First Things First
The COBRA coverage itself is not necessarily a negative, large employer-sponsored plans can have lower deductibles, out of pocket maximums and lower coinsurance than plans available in the individual market.
If you are eligible for the APTC, that can become irrelevant, because the premium under the ACA could be so dramatically lower, that the coverage differences do not matter. This is the important takeaway here. Jae’s Corner never advocates “use all your money to pay for insurance that you may or may not need.” However, the point is that you need to actually calculate (nothing fancy, adding and subtracting will do).
“It’s like gambling”: that is what some people say. They are those who cannot or will not do the adding or subtracting. If you are Mr Perfect or Mr Sickalot, then you will have very very different view points on the premium differences. To Mr Perfect, who is APTC-eligible, it is most likely that COBRA is a no.

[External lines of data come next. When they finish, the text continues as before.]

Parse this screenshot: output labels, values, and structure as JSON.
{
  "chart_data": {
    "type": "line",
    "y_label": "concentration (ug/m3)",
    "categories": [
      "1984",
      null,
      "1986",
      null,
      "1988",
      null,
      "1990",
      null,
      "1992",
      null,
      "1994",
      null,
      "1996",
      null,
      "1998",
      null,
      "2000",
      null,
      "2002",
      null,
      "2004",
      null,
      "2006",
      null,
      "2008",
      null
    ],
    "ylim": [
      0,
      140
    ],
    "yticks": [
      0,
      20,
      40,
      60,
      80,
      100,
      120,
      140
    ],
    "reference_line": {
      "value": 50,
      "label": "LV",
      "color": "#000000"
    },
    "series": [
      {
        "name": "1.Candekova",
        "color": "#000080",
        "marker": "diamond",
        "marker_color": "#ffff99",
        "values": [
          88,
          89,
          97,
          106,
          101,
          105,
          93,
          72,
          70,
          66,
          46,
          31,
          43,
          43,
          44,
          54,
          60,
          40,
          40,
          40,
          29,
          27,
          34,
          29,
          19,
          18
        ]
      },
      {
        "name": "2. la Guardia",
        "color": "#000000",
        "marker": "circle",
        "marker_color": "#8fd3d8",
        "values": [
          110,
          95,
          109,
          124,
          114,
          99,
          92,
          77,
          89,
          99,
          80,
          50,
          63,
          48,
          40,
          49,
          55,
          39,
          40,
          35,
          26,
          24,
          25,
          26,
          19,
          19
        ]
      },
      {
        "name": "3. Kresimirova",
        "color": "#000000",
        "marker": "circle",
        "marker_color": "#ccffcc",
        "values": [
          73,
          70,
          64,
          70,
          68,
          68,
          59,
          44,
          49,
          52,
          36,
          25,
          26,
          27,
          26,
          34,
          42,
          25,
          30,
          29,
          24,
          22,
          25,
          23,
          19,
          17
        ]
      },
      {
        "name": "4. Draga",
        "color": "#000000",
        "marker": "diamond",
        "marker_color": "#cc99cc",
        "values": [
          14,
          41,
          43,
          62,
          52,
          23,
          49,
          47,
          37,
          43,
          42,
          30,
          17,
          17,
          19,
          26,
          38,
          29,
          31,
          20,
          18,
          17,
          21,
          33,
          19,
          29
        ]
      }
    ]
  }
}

The differences here can be greater than $10,000 a year in premiums, this isn’t a small number. You notice that financial people like to talk about “sequence risk,” which occurs when you lose a lot at the beginning. They somehow forget to mention the other side of the coin: I am describing a sequence gain, not a sequence loss.
It is usually the case that you cannot transfer any payments that you have made to your deductible to a new policy. There can be exceptions but they would be very rare.